Field Level Media
Jan 24, 2020
Buddy Hield scored 21 points on 7-for-12 shooting off the bench, and the Sacramento Kings pulled away for a 98-81 win over the host Chicago Bulls on Friday night.
Harrison Barnes added 19 points for the Kings while De'Aaron Fox finished with 18. Sacramento snapped a six-game losing streak and posted its first victory since Jan. 7 against the Phoenix Suns.
Zach LaVine scored 21 points to lead the Bulls. Chandler Hutchison had 11 points off the bench and Thaddeus Young and Kris Dunn both finished with 10 for Chicago, which lost for the second time in the past three games.
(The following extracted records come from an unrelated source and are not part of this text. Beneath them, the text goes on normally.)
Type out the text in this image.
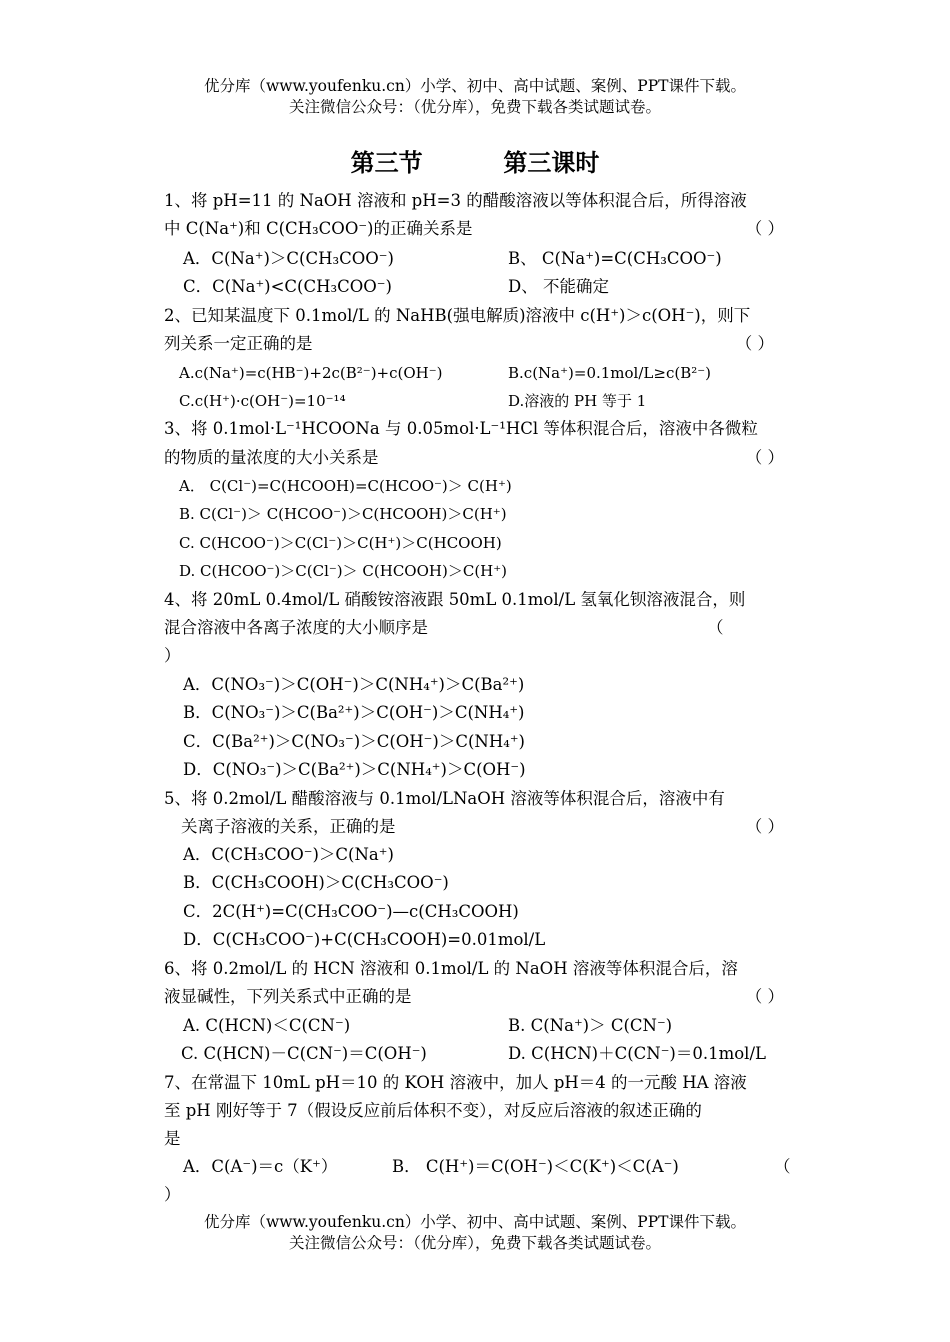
优分库（www.youfenku.cn）小学、初中、高中试题、案例、PPT课件下载。
关注微信公众号：（优分库），免费下载各类试题试卷。
第三节	第三课时
1、将 pH=11 的 NaOH 溶液和 pH=3 的醋酸溶液以等体积混合后，所得溶液
中 C(Na⁺)和 C(CH₃COO⁻)的正确关系是	（ ）
A．C(Na⁺)＞C(CH₃COO⁻)	B、 C(Na⁺)=C(CH₃COO⁻)
C．C(Na⁺)<C(CH₃COO⁻)	D、 不能确定
2、已知某温度下 0.1mol/L 的 NaHB(强电解质)溶液中 c(H⁺)＞c(OH⁻)，则下
列关系一定正确的是	（ ）
A.c(Na⁺)=c(HB⁻)+2c(B²⁻)+c(OH⁻)	B.c(Na⁺)=0.1mol/L≥c(B²⁻)
C.c(H⁺)·c(OH⁻)=10⁻¹⁴	D.溶液的 PH 等于 1
3、将 0.1mol·L⁻¹HCOONa 与 0.05mol·L⁻¹HCl 等体积混合后，溶液中各微粒
的物质的量浓度的大小关系是	（ ）
A． C(Cl⁻)=C(HCOOH)=C(HCOO⁻)＞ C(H⁺)
B. C(Cl⁻)＞ C(HCOO⁻)＞C(HCOOH)＞C(H⁺)
C. C(HCOO⁻)＞C(Cl⁻)＞C(H⁺)＞C(HCOOH)
D. C(HCOO⁻)＞C(Cl⁻)＞ C(HCOOH)＞C(H⁺)
4、将 20mL 0.4mol/L 硝酸铵溶液跟 50mL 0.1mol/L 氢氧化钡溶液混合，则
混合溶液中各离子浓度的大小顺序是	（
）
A．C(NO₃⁻)＞C(OH⁻)＞C(NH₄⁺)＞C(Ba²⁺)
B．C(NO₃⁻)＞C(Ba²⁺)＞C(OH⁻)＞C(NH₄⁺)
C．C(Ba²⁺)＞C(NO₃⁻)＞C(OH⁻)＞C(NH₄⁺)
D．C(NO₃⁻)＞C(Ba²⁺)＞C(NH₄⁺)＞C(OH⁻)
5、将 0.2mol/L 醋酸溶液与 0.1mol/LNaOH 溶液等体积混合后，溶液中有
关离子溶液的关系，正确的是	（ ）
A．C(CH₃COO⁻)＞C(Na⁺)
B．C(CH₃COOH)＞C(CH₃COO⁻)
C．2C(H⁺)=C(CH₃COO⁻)—c(CH₃COOH)
D．C(CH₃COO⁻)+C(CH₃COOH)=0.01mol/L
6、将 0.2mol/L 的 HCN 溶液和 0.1mol/L 的 NaOH 溶液等体积混合后，溶
液显碱性，下列关系式中正确的是	（ ）
A. C(HCN)＜C(CN⁻)	B. C(Na⁺)＞ C(CN⁻)
C. C(HCN)－C(CN⁻)＝C(OH⁻)	D. C(HCN)＋C(CN⁻)＝0.1mol/L
7、在常温下 10mL pH＝10 的 KOH 溶液中，加人 pH＝4 的一元酸 HA 溶液
至 pH 刚好等于 7（假设反应前后体积不变），对反应后溶液的叙述正确的
是
A．C(A⁻)＝c（K⁺）	B． C(H⁺)＝C(OH⁻)＜C(K⁺)＜C(A⁻)	（
）
优分库（www.youfenku.cn）小学、初中、高中试题、案例、PPT课件下载。
关注微信公众号：（优分库），免费下载各类试题试卷。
Sacramento regained a double-digit lead with a 10-4 run to start the fourth quarter. Bogdan Bogdanovic scored to make it 85-73 with 7:02 remaining, prompting the Bulls to call timeout less than 20 seconds later.
The break did little to halt momentum for the Kings, who led comfortably the rest of the way. Bulls coach Jim Boylen and LaVine each drew technical fouls in the final five minutes after arguing about a non-call.
The Kings entered the fourth quarter with a 75-69 advantage. Fox capped a 7-0 run to close the third quarter when he drove to the net for a layup with 7.4 seconds to go.
After trailing by double digits at halftime, the Bulls stormed back with a 12-2 run to open the third quarter to even the score at 56-56. LaVine set the tone for the scoring outburst with four straight Bulls baskets including a driving layup, back-to-back 3-pointers and a slam dunk off a feed from Dunn.
Sacramento led 54-44 at halftime. Nemanja Bjelica scored 13 points before the break to lead the Kings, and Hield had 10.
The Bulls fell behind 9-0 to start the game before Dunn finally broke the scoring drought 3:41 after the opening tip. Chicago climbed within 19-18 before Sacramento finished the first quarter on a 10-3 run to go ahead 29-21.
The Kings pushed their lead to 12 points when Hield made a 3-pointer in the final minute of the first half to make it 54-42. Young responded with a tip-in shot for the Bulls with 21.6 seconds left to cap the scoring before the break.